3.3 Le passage d’un temps à l’autre

Le temps individuel, le temps du processus est celui qui porte essentiellement sur la façon dont l’individu placé dans différents contextes, cadres et états émotionnels perçoit le cours du temps. La perception va s’entrecroiser de ruptures, de continuité pour s’achever dans un temps spiral, celui du temps du processus de professionnalisation.

3.3.1 Entre coupure et continuité

Dans une lecture unique du temps de la formation, les étudiants conçoivent le rythme des stages en tant que coupure par rapport aux cours. C’est une coupure dans la mesure où l’environnement diffère de celui que connaît un étudiant avec un public différent. Le temps de travail n’est pas le même. Le stage permet d’être en action contrairement à la réflexion issue des cours. En même temps, ces deux mondes interagissent et  les séances d’analyse de pratiques permettent de faire lien, d’inscrire cette rupture dans le temps du projet professionnel.

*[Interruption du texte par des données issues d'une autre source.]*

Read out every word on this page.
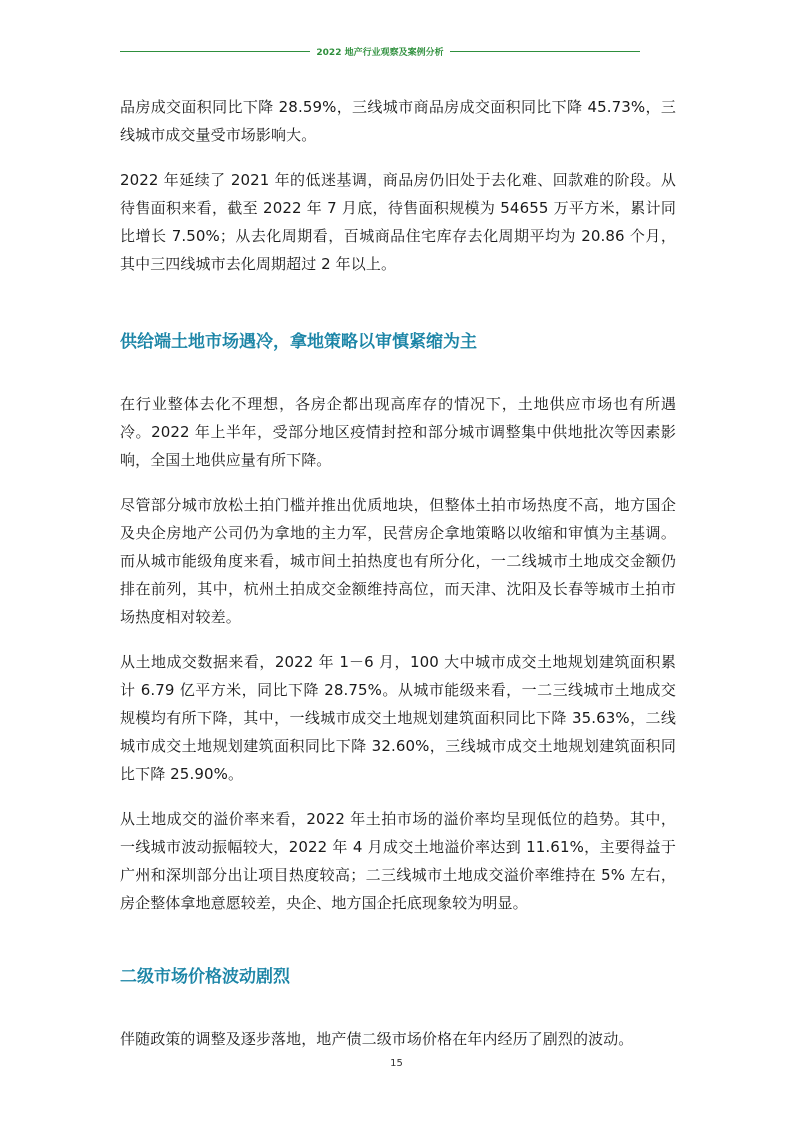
2022 地产行业观察及案例分析

品房成交面积同比下降 28.59%，三线城市商品房成交面积同比下降 45.73%，三线城市成交量受市场影响大。

2022 年延续了 2021 年的低迷基调，商品房仍旧处于去化难、回款难的阶段。从待售面积来看，截至 2022 年 7 月底，待售面积规模为 54655 万平方米，累计同比增长 7.50%；从去化周期看，百城商品住宅库存去化周期平均为 20.86 个月，其中三四线城市去化周期超过 2 年以上。

供给端土地市场遇冷，拿地策略以审慎紧缩为主

在行业整体去化不理想，各房企都出现高库存的情况下，土地供应市场也有所遇冷。2022 年上半年，受部分地区疫情封控和部分城市调整集中供地批次等因素影响，全国土地供应量有所下降。

尽管部分城市放松土拍门槛并推出优质地块，但整体土拍市场热度不高，地方国企及央企房地产公司仍为拿地的主力军，民营房企拿地策略以收缩和审慎为主基调。而从城市能级角度来看，城市间土拍热度也有所分化，一二线城市土地成交金额仍排在前列，其中，杭州土拍成交金额维持高位，而天津、沈阳及长春等城市土拍市场热度相对较差。

从土地成交数据来看，2022 年 1－6 月，100 大中城市成交土地规划建筑面积累计 6.79 亿平方米，同比下降 28.75%。从城市能级来看，一二三线城市土地成交规模均有所下降，其中，一线城市成交土地规划建筑面积同比下降 35.63%，二线城市成交土地规划建筑面积同比下降 32.60%，三线城市成交土地规划建筑面积同比下降 25.90%。

从土地成交的溢价率来看，2022 年土拍市场的溢价率均呈现低位的趋势。其中，一线城市波动振幅较大，2022 年 4 月成交土地溢价率达到 11.61%，主要得益于广州和深圳部分出让项目热度较高；二三线城市土地成交溢价率维持在 5% 左右，房企整体拿地意愿较差，央企、地方国企托底现象较为明显。

二级市场价格波动剧烈

伴随政策的调整及逐步落地，地产债二级市场价格在年内经历了剧烈的波动。

15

Alors que les aléas de la rigidité du cadre temporel de la formation ne sont pas bien perçus par les étudiants, le rythme du stage est appréhendé positivement. Dans ce cadre-là, les étudiants apprécient la diversité des rencontres, la variété dans l’action, la gestion des imprévus, et la participation à un travail d’équipe.

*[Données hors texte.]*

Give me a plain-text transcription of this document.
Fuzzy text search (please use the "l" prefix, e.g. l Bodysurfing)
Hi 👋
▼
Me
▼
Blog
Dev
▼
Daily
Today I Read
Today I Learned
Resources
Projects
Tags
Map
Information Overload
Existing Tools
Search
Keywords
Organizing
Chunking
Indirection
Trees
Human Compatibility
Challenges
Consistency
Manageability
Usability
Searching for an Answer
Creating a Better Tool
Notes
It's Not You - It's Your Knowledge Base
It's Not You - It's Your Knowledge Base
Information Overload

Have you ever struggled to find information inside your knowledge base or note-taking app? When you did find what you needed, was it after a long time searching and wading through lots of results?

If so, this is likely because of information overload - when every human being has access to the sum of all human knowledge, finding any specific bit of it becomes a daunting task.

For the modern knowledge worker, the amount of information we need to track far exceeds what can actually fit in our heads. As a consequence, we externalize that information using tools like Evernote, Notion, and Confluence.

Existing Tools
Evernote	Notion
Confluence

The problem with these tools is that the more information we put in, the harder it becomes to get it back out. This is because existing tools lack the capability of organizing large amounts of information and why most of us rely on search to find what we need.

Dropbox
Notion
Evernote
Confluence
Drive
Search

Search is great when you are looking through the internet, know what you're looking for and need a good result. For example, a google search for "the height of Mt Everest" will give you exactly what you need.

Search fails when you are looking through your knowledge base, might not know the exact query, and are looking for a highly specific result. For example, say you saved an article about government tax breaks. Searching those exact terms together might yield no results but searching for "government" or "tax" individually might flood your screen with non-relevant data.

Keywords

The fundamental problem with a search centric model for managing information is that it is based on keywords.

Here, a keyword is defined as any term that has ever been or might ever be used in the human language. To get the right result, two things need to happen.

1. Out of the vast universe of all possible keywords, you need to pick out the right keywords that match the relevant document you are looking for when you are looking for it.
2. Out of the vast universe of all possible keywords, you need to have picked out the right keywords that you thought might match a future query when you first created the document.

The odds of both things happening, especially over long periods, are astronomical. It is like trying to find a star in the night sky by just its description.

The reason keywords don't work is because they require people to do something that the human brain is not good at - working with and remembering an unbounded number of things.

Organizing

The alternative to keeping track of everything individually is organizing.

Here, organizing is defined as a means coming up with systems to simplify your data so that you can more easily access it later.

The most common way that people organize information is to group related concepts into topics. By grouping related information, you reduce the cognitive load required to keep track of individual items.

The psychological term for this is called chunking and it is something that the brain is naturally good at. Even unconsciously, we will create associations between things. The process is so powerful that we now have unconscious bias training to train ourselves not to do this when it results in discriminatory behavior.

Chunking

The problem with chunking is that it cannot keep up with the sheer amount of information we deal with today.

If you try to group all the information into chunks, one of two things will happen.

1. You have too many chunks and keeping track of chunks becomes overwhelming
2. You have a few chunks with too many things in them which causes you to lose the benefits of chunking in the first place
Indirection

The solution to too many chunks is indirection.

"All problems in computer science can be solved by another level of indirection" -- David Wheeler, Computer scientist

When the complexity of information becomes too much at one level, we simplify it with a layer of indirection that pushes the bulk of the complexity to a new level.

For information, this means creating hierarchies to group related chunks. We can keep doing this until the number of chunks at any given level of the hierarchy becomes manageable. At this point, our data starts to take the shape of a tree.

3.3.2 Le temps qui fait, le temps qui coule

Nous demandons toujours en début de séance, le temps qu’il fait en les questionnant sur leur état d’esprit suite au vécu du dernier stage pratique et sur les liens qu’ils auraient envie de développer avec la séance d’aujourd’hui.

Le temps qu’il fait est celui qui pousse à agir à l’acte et qui permet de réinscrire l’évènement dans un enchaînement temporel : arrivée au stage, rencontre avec le tuteur, les moments importants. Les moments difficiles avec les équipes, les moments d’angoisse avec les enfants ont pu être travaillés. L’utilisation du langage métaphorique et de dessins permet de dévoiler les constellations interrelationnelles pour sortir de la culpabilité, pour comprendre son positionnement et pour découvrir qu’au-delà de l’évènement, le temps est irréversible. Dessiner les modalités interrelationnelles de son lieu de stage permet de découvrir la posture d’accompagnement d’un tuteur qui se différencie de la relation maître-élève. Ces objets délimitent le temps et l’espace devant être pris en considération pour comprendre la relation. « Les renseignements donnés verbalement par les formés prétendent décrire la réalité, mais ce sont essentiellement des cartes pour tourner en rond » (Caillé, 2004). Ils établissent un jugement sur la relation et la structurent sur un mode linéaire introduisant des coupables et des victimes. En d’autres termes, réinscrire le temps qu’il fait dans le temps qui coule l’évènement/problème dans le processus, c’est également passer du « parce que » au « afin de ». Avec ces jeux créatifs, nous optons pour une esthétique du changement. L’histoire à venir est à réinventer. Ce qui nous paraît important pour des étudiants ne se destinant pas à devenir des professeurs des écoles.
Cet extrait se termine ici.